Historically, closed-back headphones have tended to be less neutral in their balance than
open models, but it doesn't have to be that way and Denon seems to have proved the point pretty conclusively here.

Although the tonality of the D5000 is not completely beyond reproach, it is absolutely on the same general level as many of the competition. There is a little subjective lift in the treble (actually we can't think off-hand of a single Japanese headphone we've heard that doesn't have at least a hint of treble prominence), but otherwise the balance is mostly very even.

That said, the bass seems a little heavy. It's not exactly that it is boosted, but when there is a lot happening at low frequencies it seems slightly plodding and inclined to distract from higher-frequency goings-on.

When the bass is simple, things are happier and we thoroughly enjoyed that old audiophile staple of the 'walking' plucked double-bass line, which invariably seemed full-bodied without excess, tuneful and immaculately timed.

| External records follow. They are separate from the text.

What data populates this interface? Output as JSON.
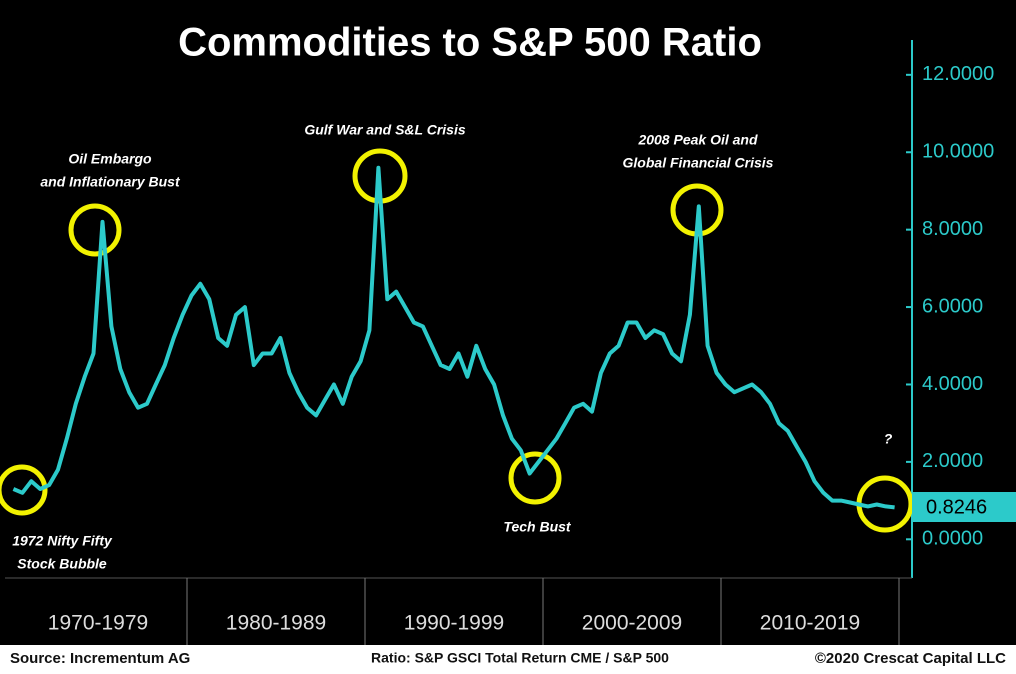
{
  "chart_data": {
    "type": "line",
    "title": "Commodities to S&P 500 Ratio",
    "categories": [
      null,
      null,
      null,
      null,
      null,
      null,
      null,
      null,
      null,
      null,
      "1970-1979",
      null,
      null,
      null,
      null,
      null,
      null,
      null,
      null,
      null,
      null,
      null,
      null,
      null,
      null,
      null,
      null,
      null,
      null,
      null,
      "1980-1989",
      null,
      null,
      null,
      null,
      null,
      null,
      null,
      null,
      null,
      null,
      null,
      null,
      null,
      null,
      null,
      null,
      null,
      null,
      null,
      "1990-1999",
      null,
      null,
      null,
      null,
      null,
      null,
      null,
      null,
      null,
      null,
      null,
      null,
      null,
      null,
      null,
      null,
      null,
      null,
      null,
      "2000-2009",
      null,
      null,
      null,
      null,
      null,
      null,
      null,
      null,
      null,
      null,
      null,
      null,
      null,
      null,
      null,
      null,
      null,
      null,
      null,
      "2010-2019",
      null,
      null,
      null,
      null,
      null,
      null,
      null,
      null,
      null
    ],
    "series": [
      {
        "name": "Ratio: S&P GSCI Total Return CME / S&P 500",
        "color": "#2ccaca",
        "values": [
          1.3,
          1.2,
          1.5,
          1.3,
          1.4,
          1.8,
          2.6,
          3.5,
          4.2,
          4.8,
          8.2,
          5.5,
          4.4,
          3.8,
          3.4,
          3.5,
          4.0,
          4.5,
          5.2,
          5.8,
          6.3,
          6.6,
          6.2,
          5.2,
          5.0,
          5.8,
          6.0,
          4.5,
          4.8,
          4.8,
          5.2,
          4.3,
          3.8,
          3.4,
          3.2,
          3.6,
          4.0,
          3.5,
          4.2,
          4.6,
          5.4,
          9.6,
          6.2,
          6.4,
          6.0,
          5.6,
          5.5,
          5.0,
          4.5,
          4.4,
          4.8,
          4.2,
          5.0,
          4.4,
          4.0,
          3.2,
          2.6,
          2.3,
          1.7,
          2.0,
          2.3,
          2.6,
          3.0,
          3.4,
          3.5,
          3.3,
          4.3,
          4.8,
          5.0,
          5.6,
          5.6,
          5.2,
          5.4,
          5.3,
          4.8,
          4.6,
          5.8,
          8.6,
          5.0,
          4.3,
          4.0,
          3.8,
          3.9,
          4.0,
          3.8,
          3.5,
          3.0,
          2.8,
          2.4,
          2.0,
          1.5,
          1.2,
          1.0,
          1.0,
          0.95,
          0.9,
          0.85,
          0.9,
          0.85,
          0.8246
        ]
      }
    ],
    "ylim": [
      -1.0,
      12.9
    ],
    "yticks": [
      {
        "value": 0,
        "label": "0.0000"
      },
      {
        "value": 2,
        "label": "2.0000"
      },
      {
        "value": 4,
        "label": "4.0000"
      },
      {
        "value": 6,
        "label": "6.0000"
      },
      {
        "value": 8,
        "label": "8.0000"
      },
      {
        "value": 10,
        "label": "10.0000"
      },
      {
        "value": 12,
        "label": "12.0000"
      }
    ],
    "annotations": [
      {
        "lines": [
          "1972 Nifty Fifty",
          "Stock Bubble"
        ]
      },
      {
        "lines": [
          "Oil Embargo",
          "and Inflationary Bust"
        ]
      },
      {
        "lines": [
          "Gulf War and S&L Crisis"
        ]
      },
      {
        "lines": [
          "Tech Bust"
        ]
      },
      {
        "lines": [
          "2008 Peak Oil and",
          "Global Financial Crisis"
        ]
      },
      {
        "lines": [
          "?"
        ]
      }
    ],
    "source": "Source: Incrementum AG",
    "note": "Ratio: S&P GSCI Total Return CME / S&P 500",
    "copyright": "©2020 Crescat Capital LLC"
  }
}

It's in dense orchestration and handfuls of low piano chords, that the problems seem to arise.

Classical tastes

There is a good deal of detail on offer, too, with clear differentiation of instruments and pretty good stereo imaging. We felt that the Beyer model slightly had the edge in this last department, but Denon gives good lateral definition and about as much depth as one ever gets from headphones.

Voices, as often happens with headphones, show a trace of coloration on consonants, but are very well served in the vowels and remain distinctive in both speech and song.

There seems to be no strong musical preference with the Denon AH-D5000, but we felt that classical styles seem to be just a little better suited to this headphone's very civilised presentation. There's no fear of a little roughness now and again, though!